Researchers investigated the effects of adding programmed cell death 1 (PD-1) inhibition to chemotherapy in patients with extensive-stage small cell lung cancer (SCLC). In their interim analysis, published in JAMA, they found that implementing the PD-1 inhibitor, serplulimab, significantly improved overall survival (OS) compared with chemotherapy alone in patients with untreated extensive stage SCLC.

This trail enrolled 585 patients from 114 hospital centers across 6 countries from September 2019 to April 2021. Patients were assigned to receive either 4.5 mg/kg serplulimab (n=389) or placebo (n=196) intravenously every 3 weeks.

In addition, all patients received intravenous carboplatin and etoposide every 3 weeks for up to 12 weeks. The primary end point of the study was OS with a prespecified significance criteria. Secondary outcomes included progression-free survival (PFS) and adverse events (AEs).

Serplulimab Improves Survival in Patients With SCLC

According to the report, 246 (42.1%) of the 585 randomized participants completed the trial through the October 2021 follow-up. The median duration of follow-up was 12.3 months (range, 0.2-24.8). Notably, the authors found that median OS was significantly longer for the serplulimab group at 15.4 months (95% CI, 13.3-not evaluable) compared  with 10.9 months (95% CI, 10.0-14.3) for the placebo group (hazard ratio [HR], 0.49; 95% CI, 5.5-6.9).
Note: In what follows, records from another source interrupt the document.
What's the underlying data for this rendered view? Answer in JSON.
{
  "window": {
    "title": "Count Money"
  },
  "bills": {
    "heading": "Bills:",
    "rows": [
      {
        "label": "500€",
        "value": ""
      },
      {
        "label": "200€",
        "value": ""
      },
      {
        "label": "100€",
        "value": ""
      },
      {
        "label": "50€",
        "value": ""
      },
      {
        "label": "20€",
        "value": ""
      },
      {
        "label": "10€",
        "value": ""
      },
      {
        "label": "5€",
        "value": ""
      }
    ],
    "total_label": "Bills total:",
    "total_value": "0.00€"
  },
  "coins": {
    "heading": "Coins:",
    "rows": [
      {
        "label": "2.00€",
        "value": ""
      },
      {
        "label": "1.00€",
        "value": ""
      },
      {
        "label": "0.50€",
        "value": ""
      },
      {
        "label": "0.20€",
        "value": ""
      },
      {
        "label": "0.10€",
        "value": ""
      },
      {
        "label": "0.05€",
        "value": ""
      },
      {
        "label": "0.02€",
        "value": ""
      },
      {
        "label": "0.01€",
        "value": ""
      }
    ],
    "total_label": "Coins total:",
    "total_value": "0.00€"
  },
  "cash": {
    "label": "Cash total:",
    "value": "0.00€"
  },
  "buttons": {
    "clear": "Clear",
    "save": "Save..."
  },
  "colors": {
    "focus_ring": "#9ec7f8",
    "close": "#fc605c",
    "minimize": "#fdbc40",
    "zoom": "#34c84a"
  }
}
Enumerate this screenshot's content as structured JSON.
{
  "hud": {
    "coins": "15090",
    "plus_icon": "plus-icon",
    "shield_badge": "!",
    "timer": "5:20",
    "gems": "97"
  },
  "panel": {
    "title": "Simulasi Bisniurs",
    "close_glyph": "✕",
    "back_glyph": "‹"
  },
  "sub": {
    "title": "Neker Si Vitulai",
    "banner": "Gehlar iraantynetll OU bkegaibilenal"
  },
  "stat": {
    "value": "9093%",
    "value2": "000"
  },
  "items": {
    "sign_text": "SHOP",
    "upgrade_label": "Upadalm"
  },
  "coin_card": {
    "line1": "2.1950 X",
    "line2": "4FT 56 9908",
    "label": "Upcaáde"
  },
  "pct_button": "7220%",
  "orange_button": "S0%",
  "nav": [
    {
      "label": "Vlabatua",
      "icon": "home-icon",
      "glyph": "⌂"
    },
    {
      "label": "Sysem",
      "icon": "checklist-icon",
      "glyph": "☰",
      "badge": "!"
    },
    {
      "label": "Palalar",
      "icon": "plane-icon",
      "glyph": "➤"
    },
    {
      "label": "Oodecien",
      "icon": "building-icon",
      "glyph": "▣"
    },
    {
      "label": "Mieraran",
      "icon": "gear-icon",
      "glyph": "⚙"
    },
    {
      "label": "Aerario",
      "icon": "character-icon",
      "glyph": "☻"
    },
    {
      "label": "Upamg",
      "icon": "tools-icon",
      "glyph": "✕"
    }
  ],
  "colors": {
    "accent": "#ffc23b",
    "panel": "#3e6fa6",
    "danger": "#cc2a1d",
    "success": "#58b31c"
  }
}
Median PFS was also longer in the serplulimab group versus the placebo group at  5.7 months (95% CI, 5.5-6.9) and 4.3 months (95% CI, 4.2-4.5 ), respectively (HR, 0.48; 95% CI, 0.38-0.59). Treatment-related AEs of grade 3 or higher were reported in 129 serplulimab patients (33.2%) and 54 placebo patients (27.6%).

Overall, the authors felt the results of their interim analysis support the use of serplulimab for PD-1 inhibition in patients with extensive-stage SCLC.